Öğle – Öğle Namazı Vakti
Öğle namazının vakti, zevalden (güneşin tepe noktasına ulaşması anından) başlar ve cisimlerin gölgesi, fey’-i zevalden (güneşin tepe noktasındayken çekildiği en kısa gölgeden) başka kendisinin iki misline ulaştığı ana kadar devam eder. İmâm Â’zam Ebû Hanıfe’ye göre, öğlenin vakti, “asr-ı sânî” denen bu zamana kadar uzanırsa da, İmâm Ebû Yusuf ve İmam Muhammed ile diğer üç mez-heb imamma göre, öğle vakti daha kısadır. Onlar tarafından yukarıdaki tarif, herşeyin iki misline değil bir misline ulaşması şeklinde kabul edilmiştir: ulaşılan bu vakte “asr-ı evvel” denir.

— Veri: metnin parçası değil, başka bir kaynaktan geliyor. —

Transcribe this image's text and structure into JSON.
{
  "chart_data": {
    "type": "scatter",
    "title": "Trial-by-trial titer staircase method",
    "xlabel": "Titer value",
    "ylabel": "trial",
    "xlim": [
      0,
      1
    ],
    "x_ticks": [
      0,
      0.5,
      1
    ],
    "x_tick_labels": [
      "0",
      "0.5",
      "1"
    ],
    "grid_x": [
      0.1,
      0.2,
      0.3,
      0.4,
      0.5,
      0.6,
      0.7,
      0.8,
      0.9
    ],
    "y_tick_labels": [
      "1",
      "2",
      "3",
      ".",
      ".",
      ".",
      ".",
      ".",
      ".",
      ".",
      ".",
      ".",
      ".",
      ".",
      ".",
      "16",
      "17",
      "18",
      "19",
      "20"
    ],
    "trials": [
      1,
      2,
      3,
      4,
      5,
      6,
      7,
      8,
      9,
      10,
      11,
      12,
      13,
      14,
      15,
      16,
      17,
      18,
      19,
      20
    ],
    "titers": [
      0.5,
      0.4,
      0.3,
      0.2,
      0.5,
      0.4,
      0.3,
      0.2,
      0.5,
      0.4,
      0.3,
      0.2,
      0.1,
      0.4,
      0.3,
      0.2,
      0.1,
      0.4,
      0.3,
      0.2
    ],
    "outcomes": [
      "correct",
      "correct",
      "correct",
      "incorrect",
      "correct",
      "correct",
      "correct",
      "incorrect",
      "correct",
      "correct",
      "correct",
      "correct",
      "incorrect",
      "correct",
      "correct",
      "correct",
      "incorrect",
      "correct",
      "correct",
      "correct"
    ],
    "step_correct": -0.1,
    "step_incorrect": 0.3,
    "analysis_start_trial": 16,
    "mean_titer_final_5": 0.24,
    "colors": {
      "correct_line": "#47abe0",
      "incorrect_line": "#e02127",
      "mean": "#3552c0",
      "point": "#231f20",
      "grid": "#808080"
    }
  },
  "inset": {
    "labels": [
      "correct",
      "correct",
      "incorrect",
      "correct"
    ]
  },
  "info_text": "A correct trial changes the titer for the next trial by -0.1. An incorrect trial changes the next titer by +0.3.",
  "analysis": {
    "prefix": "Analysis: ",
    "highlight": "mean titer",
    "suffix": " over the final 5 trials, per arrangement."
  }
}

Öğle vaktinin hesaplanması için şu izaha ihtiyaç vardır:
Arabçada “nehâr” diye ifade edilen gündüz, iki çeşittir:
1)Fecr-i sâdıktan (yatsı vaktinin sona erme ve sabah namazı vaktinin başlama anından) güneşin batmasına kadar devam eden süreye “nehâr-ı şer’î” denir
2) Güneşin doğmasından güneşin çatmasına kadar devam eden süreye ise “nehâr-ı örfî” denir. Zeval vakti, nehâr-ı örfînin tam ortasıdır. Bu esnada güneş yükselme seyrini tamamlamış kaybolma seyrinin başlangıç noktasına gelmiştir. Gölgeler doğudan batıya doğru düşmekte iken bundan sonra batıdan doğuya doğru düşmeye başlar. İşte bu an, öğle vaktinin başlangıcıdır. Güneşin tam bu yarı yola geldiği anda cisimlerin gölgesine “fey’-i zevâl” denir, öğle vaktinin sona ermesi hesaplanırken bu gölge dikkate alınır. Meselâ bir metre uzunluğundaki cismin, güneş tepe noktasında iken 30 santimetrelik gölgesi varsa, gölge 130 cm.’ye ulaştığında asr-ı evvel, 230 cm.’ye ulaştığında ise asr-ı sânı girmiş demektir. Cuma namazının vakti de öğle vakti gibidir.